As a Financial Advisor, I find that a lot of the clients I work with are looking to save towards their futures so they can enjoy their golden years. For most, this means putting a retirement fund in place that will ensure they have a nest egg of cash to work with when they finally hang up their boots.
Of course, there are always ways to boost your retirement fund so it stretches a little further, so here are some great tips that will help.
Many people wait until they reach their peak earning years before they start putting money aside for the future. This often comes from the mistaken belief that there is no point in putting money away for later when they are young. However, nothing could be further from the truth. Even putting a small amount of your paycheck into a savings account can help, as that money will start earning interest and will do so over a longer period of time.
You also don’t need to be a big earner to take advantage of investing opportunities. As long as you have sound advice and do your research, it is entirely possible to stretch your money further by investing in good opportunities. Diversify as much as possible and don’t invest more than you are comfortable losing, as even the surest investments still carry some risk.
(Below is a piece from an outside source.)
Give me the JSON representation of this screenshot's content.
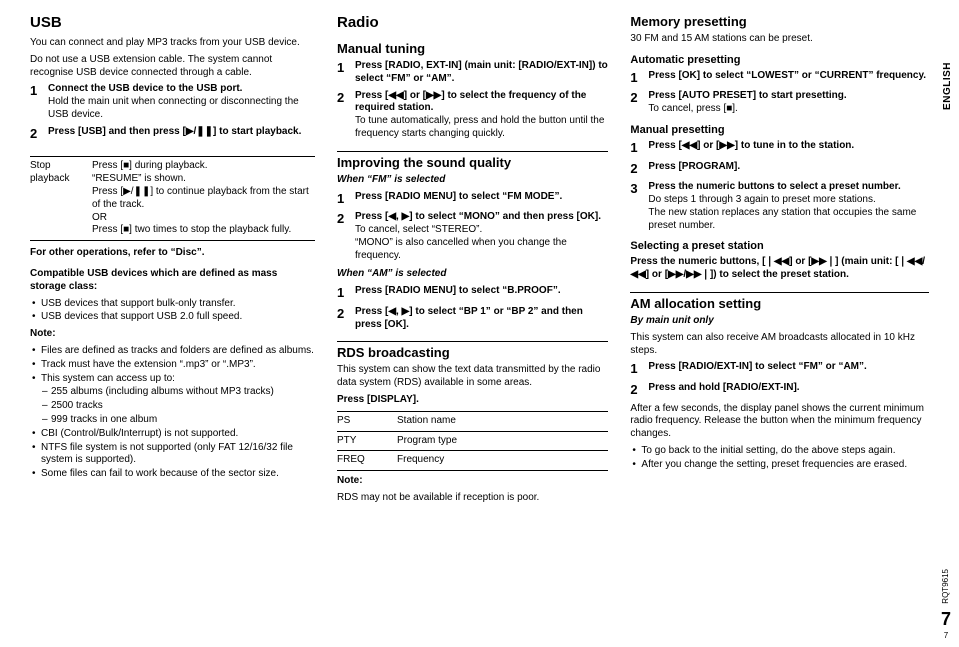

If you employer offers a 401K plan, you should look into getting on it as quickly as possible. If you’re not sure where to start, you should look at pages like this for some good insights. Best of all, the money you place into the plan comes out of your pay packet pre-tax. In real terms, that means placing $100 a month into a 401K means you get an extra $15 from your pay, assuming you fall in the 15% tax bracket.
Evaluate Local Taxes
There is a reason why so many retirees choose to spend their golden years in Florida. The state offers “no state income taxes” and also doesn’t tax social security. Each state has different regulations in place when it comes to tax, so it is worth your while to research them. A move away may actually save you a lot of money in the long term.
Pay Off Your Mortgage
A lot of people fall into the trap of re-mortgaging so they can consolidate their existing debts, but this means they end up paying far more than their house is worth before they fully own it. A better idea is to ensure you don’t spend beyond your means elsewhere, allowing you to get your mortgage fully paid off so you don’t need to worry about it when you retire.
Automate Your Savings
If you have decided to put a certain amount away each month, it is a good idea to automate the process so you don’t get tempted to spend the money before it reaches your savings account. Set up a direct debit that takes however much you wish to save and puts it into another account before you need to pay bills and figure out how much expendable income you have. It’s easy to set-up and will help you save.
Know Your Retirement Worth
A lot of people get nervous about their retirement because they don’t fully understand just how much they will have available to them when they stop working. By putting a plan in place that determines just how much money you will save, you can also figure out how much will be available to you when you retire. This means you can consider how you will manage your life after work and can also be a spur to put more aside if you don’t believe you will be comfortable.